Preparing for Mother Nature’s worst
Colorado is in the midst of the worst wildfire season in a decade, with multiple active fires devastating the most beautiful parts of the state.
In Colorado Springs, hundreds of businesses were forced to shut down, causing devastating monetary losses. Surrounding states such as Arizona, New Mexico and Wyoming are also experiencing the damaging effects of wildfires, while other regions across the country struggle to deal with natural disasters of their own including flooding, hurricanes and tornados. The harsh reality is that regardless of where you are located, you may find your business at the mercy of Mother Nature.
Offering Customer Service Without Interruption
Most companies have disaster recovery plans, including how to restore data systems, get employees back to work, or reinstate utilities. But most of these plans focus on what to do after a disaster, not during one. When small, local businesses are faced with impending closures, their customers typically are affected as well, which means they know the reason behind service interruptions.
However, for organizations with national operations, closing the impacted facility means customers will experience interrupted service, busy signals and long wait or hold times. These customers may not know what is going on and will instead blame the company for poor customer service, which can adversely affect your brand, damage loyalty and even cause customers to switch to a competitor.
In today’s highly competitive, 24/7 society, providing business continuity during disasters is extremely important. The way to do this is with geographically diversified operations in terms of both network infrastructure and employees. For example, Hewlett-Packard was forced to evacuate its office and data center due to the Waldo Canyon Fire (Denver Post, June 2012). To maintain operations, it used employees working from home and rerouted functions to HP facilities outside of Colorado Springs.
For businesses without nationwide facilities, partnerships with home-based, or virtual, customer care providers can provide important peace-of-mind in times of crisis because:
Virtual Agents are Always Available
Virtual call centers recruit, train and manage employees across the United States. This dispersed workforce allows virtual centers to re-route calls to trained professionals in unaffected parts of the nation, maintaining proper staffing levels and delivering uninterrupted call resolution.
Extra Resources when They are Needed Most
The nature of virtual model allows them to increase the number of agents available to answer phones within minutes. With no commute, home-based agents can simply pick up their headset, log on to the computer and begin taking calls immediately. One call to a home-based partner provides immediate access to extra resources at a time when providing service through brick-and-mortar staff is not possible.
Network Connectivity is Consistent
Just as the workforce is distributed with a virtual contact center, so too is the IT infrastructure. Any reputable virtual center will have state-of-the-art Tier 1 data centers in multiple U.S. locations. Each data center provides a highly available solution with uninterruptible power supplies, backup generators and multiple electrical feeds from local power grids. Connectivity to these centers is also covered through relationships with multiple, reputable providers such as Global Crossing, Level3, AT&T and Verizon. Should unforeseen events sever connectivity to one area, virtual centers can seamlessly re-route connectivity to another network. Customers in unaffected areas will not experience any service interruption.
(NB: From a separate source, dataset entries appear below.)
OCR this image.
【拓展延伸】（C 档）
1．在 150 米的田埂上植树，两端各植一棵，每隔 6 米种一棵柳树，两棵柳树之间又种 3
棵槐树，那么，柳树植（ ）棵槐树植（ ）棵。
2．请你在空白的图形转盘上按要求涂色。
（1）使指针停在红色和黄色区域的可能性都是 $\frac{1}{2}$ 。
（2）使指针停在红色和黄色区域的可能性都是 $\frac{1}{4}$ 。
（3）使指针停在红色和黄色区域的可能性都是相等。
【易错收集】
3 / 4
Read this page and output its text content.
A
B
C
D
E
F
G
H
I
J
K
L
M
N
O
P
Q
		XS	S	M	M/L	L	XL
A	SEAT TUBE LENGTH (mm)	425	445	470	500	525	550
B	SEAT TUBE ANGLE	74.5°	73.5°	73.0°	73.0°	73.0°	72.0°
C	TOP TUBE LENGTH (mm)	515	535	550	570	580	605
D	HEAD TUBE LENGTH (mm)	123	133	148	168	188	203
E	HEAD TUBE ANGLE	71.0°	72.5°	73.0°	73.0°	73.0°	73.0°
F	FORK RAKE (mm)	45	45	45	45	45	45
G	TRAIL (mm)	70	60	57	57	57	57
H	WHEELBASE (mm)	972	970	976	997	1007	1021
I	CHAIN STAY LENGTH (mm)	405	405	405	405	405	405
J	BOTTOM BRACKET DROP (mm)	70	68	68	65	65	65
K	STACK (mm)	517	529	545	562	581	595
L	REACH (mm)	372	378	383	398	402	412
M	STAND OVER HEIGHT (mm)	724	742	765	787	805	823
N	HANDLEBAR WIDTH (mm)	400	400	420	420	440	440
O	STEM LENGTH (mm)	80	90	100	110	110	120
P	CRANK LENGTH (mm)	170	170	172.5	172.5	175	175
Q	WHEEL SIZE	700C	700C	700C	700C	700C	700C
Perhaps your business has remained unscathed from severe weather or other service-impacting events. If so, that’s great – for now. If not, then you know how important it is to have a well-crafted, business continuity strategy for your customer service operation. Make a plan now before the next fire hits, because providing high-quality, consistent service at a reasonable cost is essential even when the sun is shining and there’s not a cloud in the sky.